In accord with Fourth Circuit practice, the composition of the panel was not disclosed until this morning. The Panel consisted of the Hon. Diana Gribbon Motz (presiding), appointed by President Clinton in 1994, and the Hon. Andre Davis and the Hon. James A. Wynn, Jr., appointed by President Obama. Judge Davis previously served as a federal district court judge in Maryland; Judges Motz and Wynn served on the intermediate courts of appeal in Maryland and North Carolina respectively. All the judges had obviously given the cases a great deal of study and participated actively in the questioning which dominated the arguments.
Liberty University was argued first and the argument focused primarily on the merits of the Commerce Clause issues.

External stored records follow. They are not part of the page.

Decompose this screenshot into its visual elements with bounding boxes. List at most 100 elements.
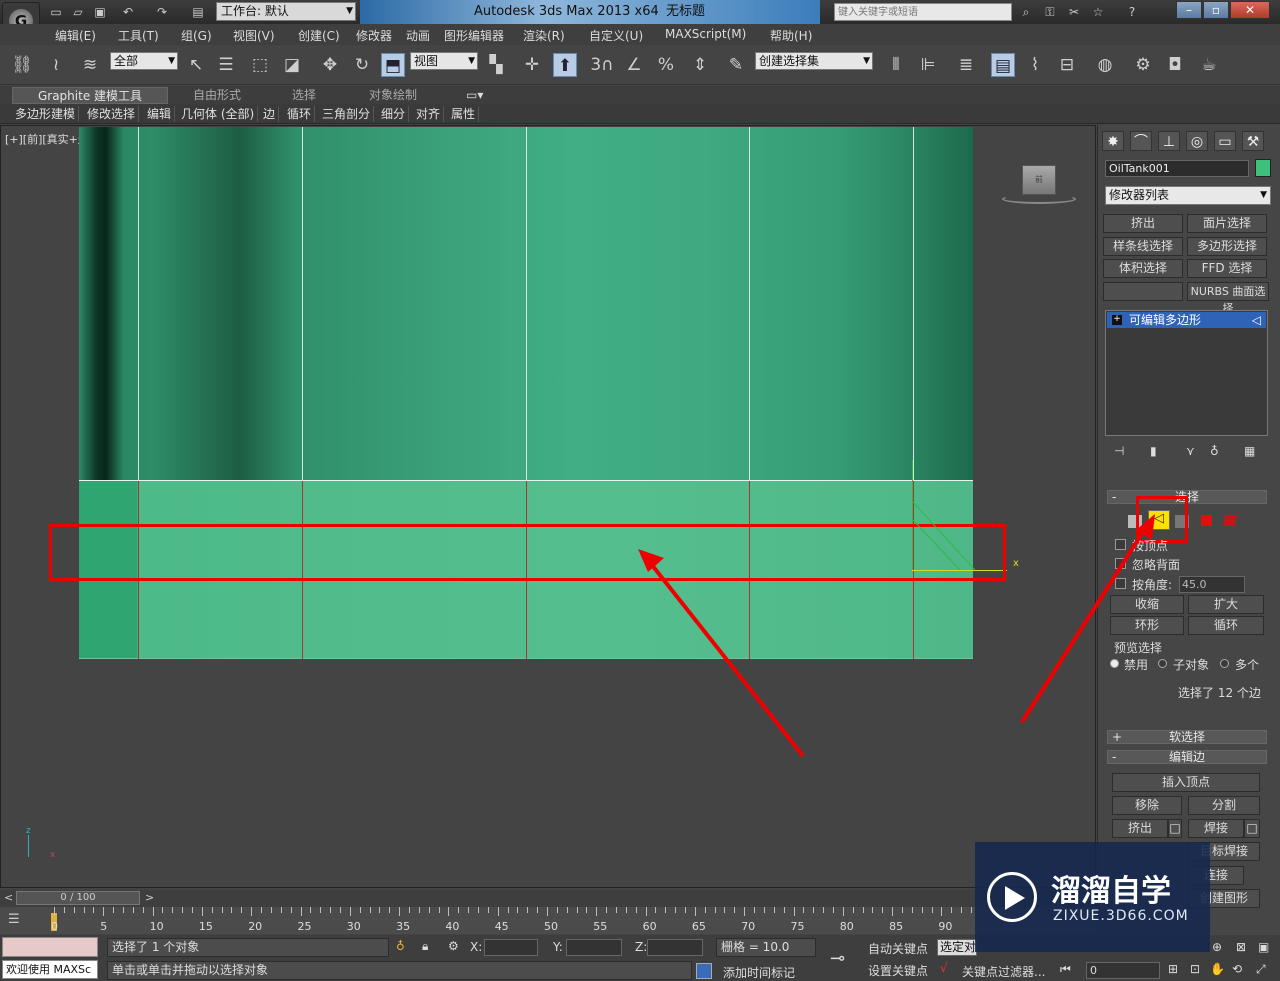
timeline-tick [458, 907, 460, 913]
timeline-tick [625, 907, 627, 913]
maxscript-mini-input[interactable]: 欢迎使用 MAXSc [2, 960, 98, 979]
x-coord-input[interactable] [484, 939, 538, 956]
set-key-button[interactable]: 设置关键点 [868, 962, 928, 979]
x-coord-label: X: [470, 940, 483, 954]
timeline-tick [142, 907, 144, 913]
timeline-tick-label: 10 [149, 920, 164, 933]
timeline-tick [970, 907, 972, 913]
auto-key-button[interactable]: 自动关键点 [868, 940, 928, 957]
add-time-tag-label[interactable]: 添加时间标记 [723, 964, 795, 981]
timeline-tick [616, 907, 618, 913]
time-slider-track[interactable]: < > [0, 890, 1097, 907]
timeline-tick [714, 907, 716, 913]
timeline-tick [576, 907, 578, 913]
time-tag-icon[interactable] [696, 963, 712, 979]
y-coord-label: Y: [553, 940, 563, 954]
timeline-tick [330, 907, 332, 913]
timeline-tick-label: 15 [198, 920, 213, 933]
timeline-tick [320, 907, 322, 913]
y-coord-input[interactable] [566, 939, 622, 956]
timeline-tick [773, 907, 775, 913]
timeline-tick-label: 25 [297, 920, 312, 933]
timeline-tick-label: 20 [248, 920, 263, 933]
arrow-to-edges [646, 558, 805, 758]
timeline-tick [911, 907, 913, 913]
timeline-tick [537, 907, 539, 913]
zoom-region-icon[interactable]: ▣ [1258, 940, 1269, 954]
timeline-tick [477, 907, 479, 913]
maxscript-listener-mini[interactable] [2, 937, 98, 957]
timeline-tick [704, 907, 706, 913]
set-key-icon[interactable]: ⊸ [830, 948, 845, 969]
selection-lock-icon[interactable]: 🔒︎ [422, 939, 428, 954]
watermark-overlay: 溜溜自学 ZIXUE.3D66.COM [975, 842, 1210, 952]
key-filters-button[interactable]: 关键点过滤器... [962, 963, 1045, 980]
timeline-tick [665, 907, 667, 913]
timeline-tick [379, 907, 381, 913]
timeline-tick [606, 907, 608, 913]
timeline-tick [842, 907, 844, 916]
annotation-arrows [638, 501, 1155, 758]
timeline-tick [123, 907, 125, 913]
timeline-tick [468, 907, 470, 913]
timeline-tick [497, 907, 499, 916]
arrow-to-edge-mode [1020, 522, 1150, 724]
selection-status: 选择了 1 个对象 [107, 938, 389, 957]
timeline-tick [241, 907, 243, 913]
grid-size-display: 栅格 = 10.0 [716, 938, 816, 957]
key-mode-dropdown[interactable]: 选定对 [937, 939, 977, 956]
timeline-tick-label: 5 [100, 920, 108, 933]
timeline-tick [359, 907, 361, 913]
zoom-all-icon[interactable]: ⊠ [1236, 940, 1246, 954]
timeline-tick [369, 907, 371, 913]
timeline-tick-label: 85 [889, 920, 904, 933]
pan-view-icon[interactable]: ✋ [1210, 962, 1225, 976]
isolate-selection-icon[interactable]: ♁ [396, 939, 405, 953]
timeline-tick [428, 907, 430, 913]
timeline-tick [211, 907, 213, 913]
zoom-extents-icon[interactable]: ⊞ [1168, 962, 1178, 976]
timeline-tick [655, 907, 657, 913]
timeline-tick [566, 907, 568, 913]
prev-frame-icon[interactable]: < [4, 891, 13, 904]
zoom-icon[interactable]: ⊕ [1212, 940, 1222, 954]
timeline-tick [113, 907, 115, 913]
time-slider-thumb[interactable]: 0 / 100 [16, 891, 140, 905]
gizmo-diagonal [912, 501, 976, 571]
timeline-tick [793, 907, 795, 916]
timeline-tick [852, 907, 854, 913]
current-frame-input[interactable]: 0 [1086, 962, 1160, 979]
timeline-tick [872, 907, 874, 913]
timeline-tick [803, 907, 805, 913]
timeline-tick [438, 907, 440, 913]
timeline-tick [487, 907, 489, 913]
watermark-url: ZIXUE.3D66.COM [1053, 908, 1189, 924]
timeline-tick [823, 907, 825, 913]
absolute-mode-icon[interactable]: ⚙ [448, 939, 459, 953]
timeline-tick [300, 907, 302, 916]
timeline-tick [280, 907, 282, 913]
timeline-tick-label: 80 [839, 920, 854, 933]
timeline-tick [734, 907, 736, 913]
timeline-tick [517, 907, 519, 913]
timeline-tick [527, 907, 529, 913]
timeline-tick-label: 40 [445, 920, 460, 933]
timeline-tick [961, 907, 963, 913]
timeline-tick-label: 35 [396, 920, 411, 933]
goto-start-icon[interactable]: ⏮ [1060, 962, 1071, 977]
timeline-tick-label: 45 [494, 920, 509, 933]
timeline-tick [251, 907, 253, 916]
timeline-tick [754, 907, 756, 913]
timeline-tick [103, 907, 105, 916]
timeline-tick-label: 30 [346, 920, 361, 933]
maximize-viewport-icon[interactable]: ⤢ [1256, 962, 1266, 977]
next-frame-icon[interactable]: > [145, 891, 154, 904]
track-bar-toggle-icon[interactable]: ☰ [8, 912, 34, 930]
timeline-tick [399, 907, 401, 916]
orbit-icon[interactable]: ⟲ [1232, 962, 1242, 976]
timeline-tick [724, 907, 726, 913]
timeline-tick [182, 907, 184, 913]
field-of-view-icon[interactable]: ⊡ [1190, 962, 1200, 976]
timeline-tick [93, 907, 95, 913]
z-coord-input[interactable] [647, 939, 703, 956]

Mathew D. Staver, Liberty Counsel, argued for the appellants. Questions during his argument, and to a lesser extent during the government’s, focused on how to draw the line between what the federal government can force a person to do affirmatively versus what it can prohibit a person from doing. Although it is always dangerous to draw conclusions from questions from the Bench, Judge Davis’s questions strongly suggested that he was inclined to view the mandate as a legitimate exercise of Congressional power. Judge Motz seemed troubled by the scope of Congressional power suggested by the government’s position.
In contrast to Liberty University, the Virginia v. Sibelius oral argument focused on whether the Commonwealth of Virginia had standing to sue the federal government to invalidate the individual mandate. The Commonwealth brought suit based on a statute passed by the Virginia legislature to the effect that no citizen of the Commonwealth could be required to purchase health insurance. The court seemed concerned both with the circumstances under which a state may sue the federal government generally and with whether in this case the Commonwealth had attempted to “manufacture” standing by deliberately putting its own statute in conflict with a federal law for the purpose of filing a lawsuit.
Oral argument on the constitutionality of the ACA will be heard in the Sixth Circuit on June 1 and in the Eleventh Circuit on June 8, 2011. The panel in the Sixth Circuit has already been announced. It will consist of Circuit Judges Boyce F. Martin, Jr. and Jeffrey S. Sutton, and United States District Judge James L. Graham (Southern District of Ohio), sitting by designation. Judge Martin is the most senior active judge on the circuit; he was appointed by President Carter in 1979. Judge Sutton was appointed by President George W. Bush and was once a law clerk to Justice Scalia; he has served on the circuit since 2003. Judge Graham was appointed by President Reagan in 1986; he took senior status in 2004.